A Dog’s Love

by | May 11, 2014 | Death

It was raining on the day I took my St. Bernard, Buddy to the vet for the last time. It was raining on my windshield, it was raining in my eyes, and it was raining in my soul. My heart was heavy with the sadness of knowing that I would soon be losing a friend who had always touched my soul with his sad face and sweet personality. When he was a puppy I used to carry him around in one arm. Now his 170 lb body was ancient and ailing. Throughout all his life he had protected us with his strength and loved us with his gentleness.

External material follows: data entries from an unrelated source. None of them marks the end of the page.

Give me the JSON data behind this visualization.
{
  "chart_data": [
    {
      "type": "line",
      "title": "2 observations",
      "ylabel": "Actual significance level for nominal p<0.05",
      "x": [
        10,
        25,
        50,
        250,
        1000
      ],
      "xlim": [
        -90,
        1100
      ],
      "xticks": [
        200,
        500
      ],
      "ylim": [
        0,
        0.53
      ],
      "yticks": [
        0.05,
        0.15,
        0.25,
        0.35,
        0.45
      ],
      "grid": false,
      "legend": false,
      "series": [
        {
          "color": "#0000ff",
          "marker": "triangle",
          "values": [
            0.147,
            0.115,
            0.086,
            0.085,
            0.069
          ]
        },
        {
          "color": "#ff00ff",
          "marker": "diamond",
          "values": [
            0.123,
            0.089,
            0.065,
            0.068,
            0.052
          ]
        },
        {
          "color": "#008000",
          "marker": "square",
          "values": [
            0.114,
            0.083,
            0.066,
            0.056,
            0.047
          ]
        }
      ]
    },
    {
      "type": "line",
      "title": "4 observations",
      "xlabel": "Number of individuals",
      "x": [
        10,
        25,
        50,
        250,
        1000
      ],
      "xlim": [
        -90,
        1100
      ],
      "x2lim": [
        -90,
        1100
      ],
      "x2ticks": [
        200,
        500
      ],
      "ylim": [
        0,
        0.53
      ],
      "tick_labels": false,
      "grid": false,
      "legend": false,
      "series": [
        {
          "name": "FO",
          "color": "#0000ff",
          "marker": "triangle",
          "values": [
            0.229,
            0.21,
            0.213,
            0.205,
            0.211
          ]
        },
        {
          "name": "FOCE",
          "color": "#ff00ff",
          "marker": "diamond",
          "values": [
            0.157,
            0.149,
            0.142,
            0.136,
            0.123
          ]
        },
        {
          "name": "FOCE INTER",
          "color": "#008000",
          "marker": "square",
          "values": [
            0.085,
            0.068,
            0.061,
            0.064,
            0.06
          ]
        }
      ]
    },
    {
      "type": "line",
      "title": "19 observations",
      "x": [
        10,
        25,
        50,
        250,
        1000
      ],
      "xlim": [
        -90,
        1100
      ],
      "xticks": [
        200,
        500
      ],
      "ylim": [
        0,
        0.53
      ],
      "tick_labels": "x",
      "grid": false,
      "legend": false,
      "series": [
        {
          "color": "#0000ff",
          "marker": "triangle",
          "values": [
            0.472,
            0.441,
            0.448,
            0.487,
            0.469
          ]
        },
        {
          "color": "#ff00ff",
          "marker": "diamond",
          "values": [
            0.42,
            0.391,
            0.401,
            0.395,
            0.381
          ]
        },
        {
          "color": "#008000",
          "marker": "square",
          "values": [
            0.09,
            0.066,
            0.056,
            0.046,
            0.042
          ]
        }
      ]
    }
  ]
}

He was a part of our family and taking him on this last ride was one of the hardest things I ever had to do.

My voice like my spirit felt broken as I told the vet that it was best to end Buddy’s suffering now. I had watched over the last year as he slowed down. He was in a lot of pain. He seemed more and more irritable and uncomfortable with each passing day. Finally there came a point when I knew it was time to let him go. His days here on Earth may have been short by our standards, but every single one of them was full of love.

A person who didn’t own dogs once asked me why I would put myself through such pain. Why would I bring dogs into my home knowing that eight, ten, or fifteen years later I would be losing them to death? I couldn’t answer him at the time, but looking back on Buddy’s years with us I think I can now. A dog’s love is unconditional. It is pure. It is strong. It is blessed. It gives us such great happiness. It reminds us of what God’s love for us must be like. It shows us what our own love is capable of becoming. A dog’s love makes us better. If I have to suffer this pain then to have that love then I will do so gladly.

Take care dear Buddy until I see you again. You made me better. You helped me to love. You gave me so much joy. I will forever cherish in my heart the years we had here together.